Sad is an understatement. I could hear it through her tears, a garbled, quick explanation that the radiologist had called, and it wasn’t benign, it was malignant, or maybe she used the word cancer. I honestly don’t remember. All I knew was Debbie was at work, and I was miles away. I couldn’t get to her at that moment. I couldn’t hold her, all I could do was listen to her fear and pain through the phone and through those tears. I felt like I was standing in quicksand. I hopped back in the car, because it was windy and I couldn’t hear all of what Debbie was saying. She said the radiologist called her at work and said he wanted to talk to her … then he asked if she was sitting down! She knew then it was not going to be a great moment. He said the pathology report showed a malignancy inside her nipple duct, cancer in-situ, but the concern was the invasive tumor outside the duct, that was a bigger issue. Then I heard the phone cut out.
It was Debbie’s call-waiting. Someone was calling in, either her mom, or her sister, or a good friend. I don’t know, I don’t remember, but Debbie wanted to take the call. She said she would call me right back. Sure, just like any other day. Except today wasn’t like any other day, neither will be the days to come, I’m sure. Life has done what life does—throws down the gauntlet and then look you straight in the eye and ask, “Okay, what are you going to do now?”
I’ll tell you what I was going to do—I was going to get to Debbie. So I started driving. Where was I going? I wasn’t sure. Deb was a good 30 miles away at work, and was she staying, or going? Was I going home? What about my two daughters? What about my mother-in-law, a breast cancer survivor herself, what was she thinking? What about my sister-in-law? What was going on? What was the next move? I wasn’t sure at that moment; I was just sure I was driving.

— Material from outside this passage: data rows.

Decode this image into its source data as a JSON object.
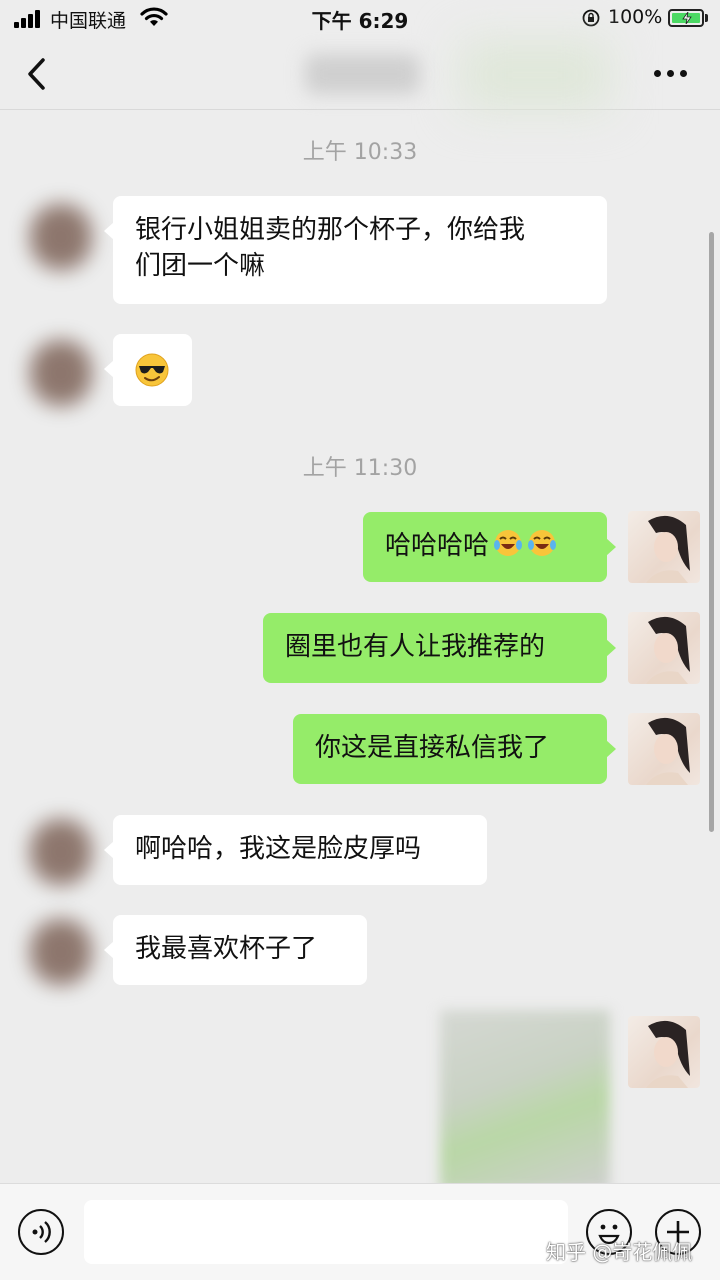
{
  "status_bar": {
    "carrier": "中国联通",
    "time": "下午 6:29",
    "battery_pct": "100%",
    "battery_level": 1.0
  },
  "nav": {
    "back_icon": "chevron-left-icon",
    "more_icon": "more-dots-icon"
  },
  "timestamps": [
    "上午 10:33",
    "上午 11:30"
  ],
  "messages": [
    {
      "side": "left",
      "text": "银行小姐姐卖的那个杯子，你给我\n们团一个嘛"
    },
    {
      "side": "left",
      "emoji": "sunglasses-emoji"
    },
    {
      "side": "right",
      "text": "哈哈哈哈",
      "emoji": "tears-of-joy-emoji"
    },
    {
      "side": "right",
      "text": "圈里也有人让我推荐的"
    },
    {
      "side": "right",
      "text": "你这是直接私信我了"
    },
    {
      "side": "left",
      "text": "啊哈哈，我这是脸皮厚吗"
    },
    {
      "side": "left",
      "text": "我最喜欢杯子了"
    },
    {
      "side": "right",
      "type": "image"
    }
  ],
  "input_bar": {
    "voice_icon": "voice-icon",
    "emoji_icon": "emoji-icon",
    "plus_icon": "plus-icon"
  },
  "watermark": "知乎 @岢花佩佩",
  "colors": {
    "background": "#ededed",
    "bubble_self": "#95ec69",
    "bubble_other": "#ffffff",
    "timestamp": "#a3a3a3"
  }
}
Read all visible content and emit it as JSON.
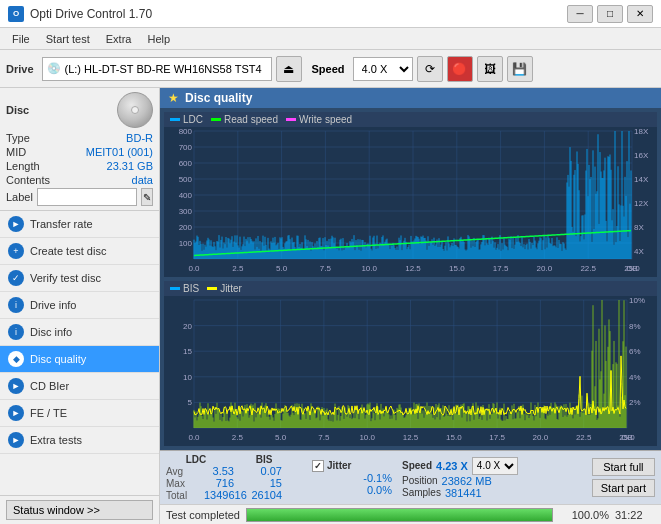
{
  "titlebar": {
    "title": "Opti Drive Control 1.70",
    "icon_text": "OD",
    "minimize": "─",
    "maximize": "□",
    "close": "✕"
  },
  "menubar": {
    "items": [
      "File",
      "Start test",
      "Extra",
      "Help"
    ]
  },
  "toolbar": {
    "drive_label": "Drive",
    "drive_icon": "💿",
    "drive_value": "(L:)  HL-DT-ST BD-RE  WH16NS58 TST4",
    "eject_icon": "⏏",
    "speed_label": "Speed",
    "speed_value": "4.0 X"
  },
  "disc_panel": {
    "title": "Disc",
    "type_label": "Type",
    "type_value": "BD-R",
    "mid_label": "MID",
    "mid_value": "MEIT01 (001)",
    "length_label": "Length",
    "length_value": "23.31 GB",
    "contents_label": "Contents",
    "contents_value": "data",
    "label_label": "Label"
  },
  "nav_items": [
    {
      "id": "transfer-rate",
      "label": "Transfer rate",
      "icon": "►"
    },
    {
      "id": "create-test",
      "label": "Create test disc",
      "icon": "+"
    },
    {
      "id": "verify-test",
      "label": "Verify test disc",
      "icon": "✓"
    },
    {
      "id": "drive-info",
      "label": "Drive info",
      "icon": "i"
    },
    {
      "id": "disc-info",
      "label": "Disc info",
      "icon": "i"
    },
    {
      "id": "disc-quality",
      "label": "Disc quality",
      "icon": "◆",
      "active": true
    },
    {
      "id": "cd-bier",
      "label": "CD BIer",
      "icon": "►"
    },
    {
      "id": "fe-te",
      "label": "FE / TE",
      "icon": "►"
    },
    {
      "id": "extra-tests",
      "label": "Extra tests",
      "icon": "►"
    }
  ],
  "status_window": {
    "button_label": "Status window >>"
  },
  "chart": {
    "title": "Disc quality",
    "icon": "★",
    "legend_top": [
      {
        "id": "ldc",
        "label": "LDC",
        "color": "#00aaff"
      },
      {
        "id": "read",
        "label": "Read speed",
        "color": "#00ff44"
      },
      {
        "id": "write",
        "label": "Write speed",
        "color": "#ff44ff"
      }
    ],
    "legend_bottom": [
      {
        "id": "bis",
        "label": "BIS",
        "color": "#00aaff"
      },
      {
        "id": "jitter",
        "label": "Jitter",
        "color": "#ffff00"
      }
    ],
    "x_labels": [
      "0.0",
      "2.5",
      "5.0",
      "7.5",
      "10.0",
      "12.5",
      "15.0",
      "17.5",
      "20.0",
      "22.5",
      "25.0"
    ],
    "x_unit": "GB",
    "top_y_labels": [
      "100",
      "200",
      "300",
      "400",
      "500",
      "600",
      "700",
      "800"
    ],
    "top_y_right": [
      "4X",
      "8X",
      "12X",
      "14X",
      "16X",
      "18X"
    ],
    "bottom_y_labels": [
      "5",
      "10",
      "15",
      "20"
    ],
    "bottom_y_right": [
      "2%",
      "4%",
      "6%",
      "8%",
      "10%"
    ]
  },
  "stats": {
    "ldc_label": "LDC",
    "bis_label": "BIS",
    "jitter_label": "Jitter",
    "speed_label": "Speed",
    "position_label": "Position",
    "samples_label": "Samples",
    "avg_label": "Avg",
    "max_label": "Max",
    "total_label": "Total",
    "ldc_avg": "3.53",
    "ldc_max": "716",
    "ldc_total": "1349616",
    "bis_avg": "0.07",
    "bis_max": "15",
    "bis_total": "26104",
    "jitter_avg": "-0.1%",
    "jitter_max": "0.0%",
    "speed_val": "4.23 X",
    "speed_select": "4.0 X",
    "position_val": "23862 MB",
    "samples_val": "381441",
    "jitter_checked": true,
    "button_full": "Start full",
    "button_part": "Start part"
  },
  "progress": {
    "status_text": "Test completed",
    "percent": 100,
    "percent_text": "100.0%",
    "time_text": "31:22"
  }
}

Then the phone rang. Debbie was calling back.
The journey of a thousand miles begins with one small step. The wheels were in motion. Debbie said her sister, Alisa, was already making calls to doctors. Alisa, G-d bless her, when a crisis strikes, is all over it. She takes charge, and her baby sister had just been diagnosed with breast cancer, so she wasn’t messing around. Neither was their mom, Sharon. My mother-in-law’s boyfriend, Lloyd, has a connection, and, through that connection, we have a shot at getting in to see one of the best breast cancer surgeons in Baltimore.

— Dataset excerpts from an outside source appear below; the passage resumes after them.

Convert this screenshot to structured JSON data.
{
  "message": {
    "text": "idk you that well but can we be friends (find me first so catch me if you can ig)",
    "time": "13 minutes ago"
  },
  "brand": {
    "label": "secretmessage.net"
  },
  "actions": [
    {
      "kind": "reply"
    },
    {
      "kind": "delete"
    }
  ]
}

I now had an answer as to my destination. I had not dared make a single call, for fear of missing Debbie’s next one. She was leaving work, and we would meet up at a restaurant near our home. A couple of close friends were headed there, as well. I needed to see Debbie, and they wanted to see her, too. In just those few minutes after the call that started it all, the outpouring of support and love was already in full swing.
Debbie and I pulled up in the parking lot at almost the same time. I got out and went around to her car, and we embraced. Deb had calmed down since the phone call, maybe reassured that steps were already being taken to get in to see a doctor and discuss what was going to happen next. It felt good to hold her for even a moment, and, in that moment, I knew it was somehow going to be okay, although not sure exactly how, or why, but we will be victorious in the end.

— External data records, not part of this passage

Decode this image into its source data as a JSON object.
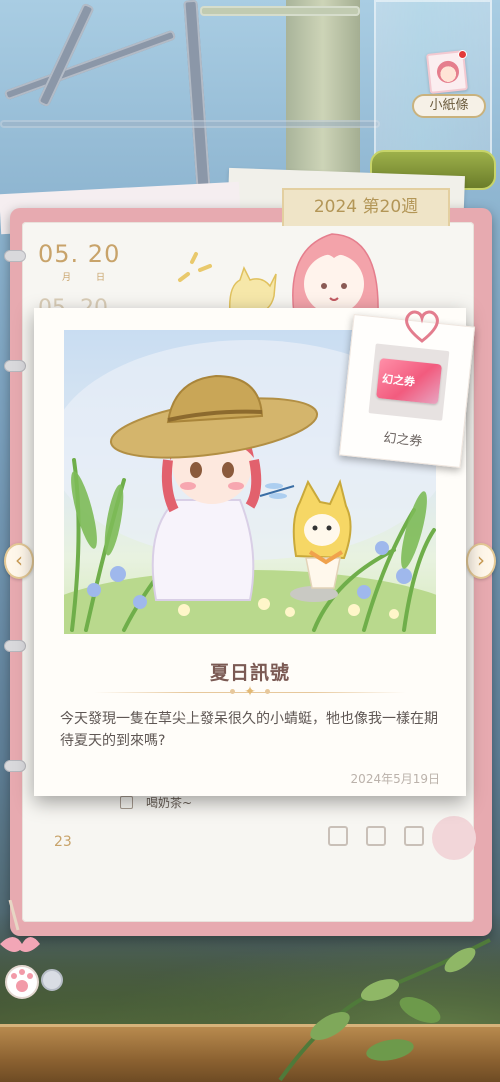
{
  "hud": {
    "notes_label": "小紙條"
  },
  "journal": {
    "week_label": "2024 第20週",
    "date_main": "05. 20",
    "date_month_char": "月",
    "date_day_char": "日",
    "date_ghost": "05. 20",
    "todo_item": "喝奶茶~",
    "page_number": "23"
  },
  "nav": {
    "prev_glyph": "‹",
    "next_glyph": "›"
  },
  "card": {
    "title": "夏日訊號",
    "body": "今天發現一隻在草尖上發呆很久的小蜻蜓，牠也像我一樣在期待夏天的到來嗎?",
    "date": "2024年5月19日",
    "divider_glyph": "✦"
  },
  "reward": {
    "name": "幻之券",
    "ticket_text": "幻之券"
  },
  "colors": {
    "book_pink": "#e7aab0",
    "accent_gold": "#c8a36a",
    "title_brown": "#7b5a54",
    "ticket_pink": "#f25b7e"
  }
}
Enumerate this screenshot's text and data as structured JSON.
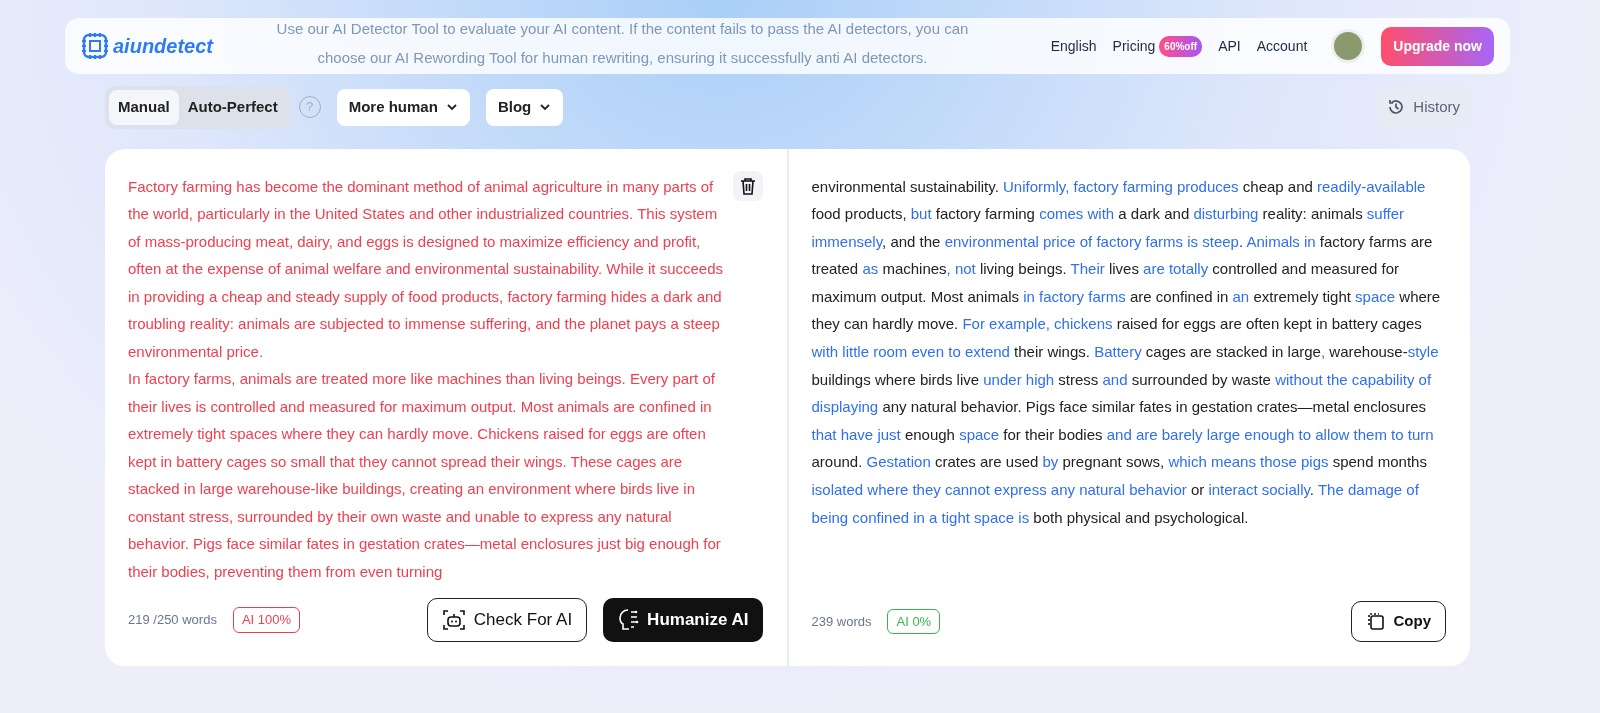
{
  "header": {
    "logo_text": "aiundetect",
    "tagline": "Use our AI Detector Tool to evaluate your AI content. If the content fails to pass the AI detectors, you can choose our AI Rewording Tool for human rewriting, ensuring it successfully anti AI detectors.",
    "nav": [
      {
        "label": "English"
      },
      {
        "label": "Pricing",
        "badge": "60%off"
      },
      {
        "label": "API"
      },
      {
        "label": "Account"
      }
    ],
    "upgrade_button": "Upgrade now"
  },
  "toolbar": {
    "help_icon": "?",
    "modes": [
      {
        "label": "Manual",
        "selected": true
      },
      {
        "label": "Auto-Perfect",
        "selected": false
      }
    ],
    "dropdowns": [
      {
        "label": "More human"
      },
      {
        "label": "Blog"
      }
    ],
    "history_button": "History"
  },
  "input_panel": {
    "paragraphs": [
      "Factory farming has become the dominant method of animal agriculture in many parts of the world, particularly in the United States and other industrialized countries. This system of mass-producing meat, dairy, and eggs is designed to maximize efficiency and profit, often at the expense of animal welfare and environmental sustainability. While it succeeds in providing a cheap and steady supply of food products, factory farming hides a dark and troubling reality: animals are subjected to immense suffering, and the planet pays a steep environmental price.",
      "In factory farms, animals are treated more like machines than living beings. Every part of their lives is controlled and measured for maximum output. Most animals are confined in extremely tight spaces where they can hardly move. Chickens raised for eggs are often kept in battery cages so small that they cannot spread their wings. These cages are stacked in large warehouse-like buildings, creating an environment where birds live in constant stress, surrounded by their own waste and unable to express any natural behavior. Pigs face similar fates in gestation crates—metal enclosures just big enough for their bodies, preventing them from even turning"
    ],
    "word_count": "219 /250 words",
    "ai_score": {
      "text": "AI 100%",
      "color": "#ef4050"
    },
    "check_button": "Check For AI",
    "humanize_button": "Humanize AI"
  },
  "output_panel": {
    "segments": [
      {
        "text": "environmental sustainability. ",
        "changed": false
      },
      {
        "text": "Uniformly, factory farming produces",
        "changed": true
      },
      {
        "text": " cheap and ",
        "changed": false
      },
      {
        "text": "readily-available",
        "changed": true
      },
      {
        "text": " food products, ",
        "changed": false
      },
      {
        "text": "but",
        "changed": true
      },
      {
        "text": " factory farming ",
        "changed": false
      },
      {
        "text": "comes with",
        "changed": true
      },
      {
        "text": " a dark and ",
        "changed": false
      },
      {
        "text": "disturbing",
        "changed": true
      },
      {
        "text": " reality: animals ",
        "changed": false
      },
      {
        "text": "suffer immensely",
        "changed": true
      },
      {
        "text": ", and the ",
        "changed": false
      },
      {
        "text": "environmental price of factory farms is steep",
        "changed": true
      },
      {
        "text": ". ",
        "changed": false
      },
      {
        "text": "Animals in",
        "changed": true
      },
      {
        "text": " factory farms are treated ",
        "changed": false
      },
      {
        "text": "as",
        "changed": true
      },
      {
        "text": " machines",
        "changed": false
      },
      {
        "text": ", not",
        "changed": true
      },
      {
        "text": " living beings. ",
        "changed": false
      },
      {
        "text": "Their",
        "changed": true
      },
      {
        "text": " lives ",
        "changed": false
      },
      {
        "text": "are totally",
        "changed": true
      },
      {
        "text": " controlled and measured for maximum output. Most animals ",
        "changed": false
      },
      {
        "text": "in factory farms",
        "changed": true
      },
      {
        "text": " are confined in ",
        "changed": false
      },
      {
        "text": "an",
        "changed": true
      },
      {
        "text": " extremely tight ",
        "changed": false
      },
      {
        "text": "space",
        "changed": true
      },
      {
        "text": " where they can hardly move. ",
        "changed": false
      },
      {
        "text": "For example, chickens",
        "changed": true
      },
      {
        "text": " raised for eggs are often kept in battery cages ",
        "changed": false
      },
      {
        "text": "with little room even to extend",
        "changed": true
      },
      {
        "text": " their wings. ",
        "changed": false
      },
      {
        "text": "Battery",
        "changed": true
      },
      {
        "text": " cages are stacked in large",
        "changed": false
      },
      {
        "text": ",",
        "changed": true
      },
      {
        "text": " warehouse-",
        "changed": false
      },
      {
        "text": "style",
        "changed": true
      },
      {
        "text": " buildings where birds live ",
        "changed": false
      },
      {
        "text": "under high",
        "changed": true
      },
      {
        "text": " stress ",
        "changed": false
      },
      {
        "text": "and",
        "changed": true
      },
      {
        "text": " surrounded by waste ",
        "changed": false
      },
      {
        "text": "without the capability of displaying",
        "changed": true
      },
      {
        "text": " any natural behavior. Pigs face similar fates in gestation crates—metal enclosures ",
        "changed": false
      },
      {
        "text": "that have just",
        "changed": true
      },
      {
        "text": " enough ",
        "changed": false
      },
      {
        "text": "space",
        "changed": true
      },
      {
        "text": " for their bodies ",
        "changed": false
      },
      {
        "text": "and are barely large enough to allow them to turn",
        "changed": true
      },
      {
        "text": " around. ",
        "changed": false
      },
      {
        "text": "Gestation",
        "changed": true
      },
      {
        "text": " crates are used ",
        "changed": false
      },
      {
        "text": "by",
        "changed": true
      },
      {
        "text": " pregnant sows, ",
        "changed": false
      },
      {
        "text": "which means those pigs",
        "changed": true
      },
      {
        "text": " spend months ",
        "changed": false
      },
      {
        "text": "isolated where they cannot express any natural behavior",
        "changed": true
      },
      {
        "text": " or ",
        "changed": false
      },
      {
        "text": "interact socially",
        "changed": true
      },
      {
        "text": ". ",
        "changed": false
      },
      {
        "text": "The damage of being confined in a tight space is",
        "changed": true
      },
      {
        "text": " both physical and psychological.",
        "changed": false
      }
    ],
    "word_count": "239 words",
    "ai_score": {
      "text": "AI 0%",
      "color": "#3cb44b"
    },
    "copy_button": "Copy"
  }
}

Love is the most powerful healing force in the world. It’s like a drug, like medicine for the soul, and this love is going to make a difference in whatever is going to come next. We will not be defeated. Life will go on. My wife, my daughters, will be okay. This story will have a very different ending than the one that had been written just three years earlier when we lost Debbie’s dad to cancer. I know it with every part of my being. We are going to win.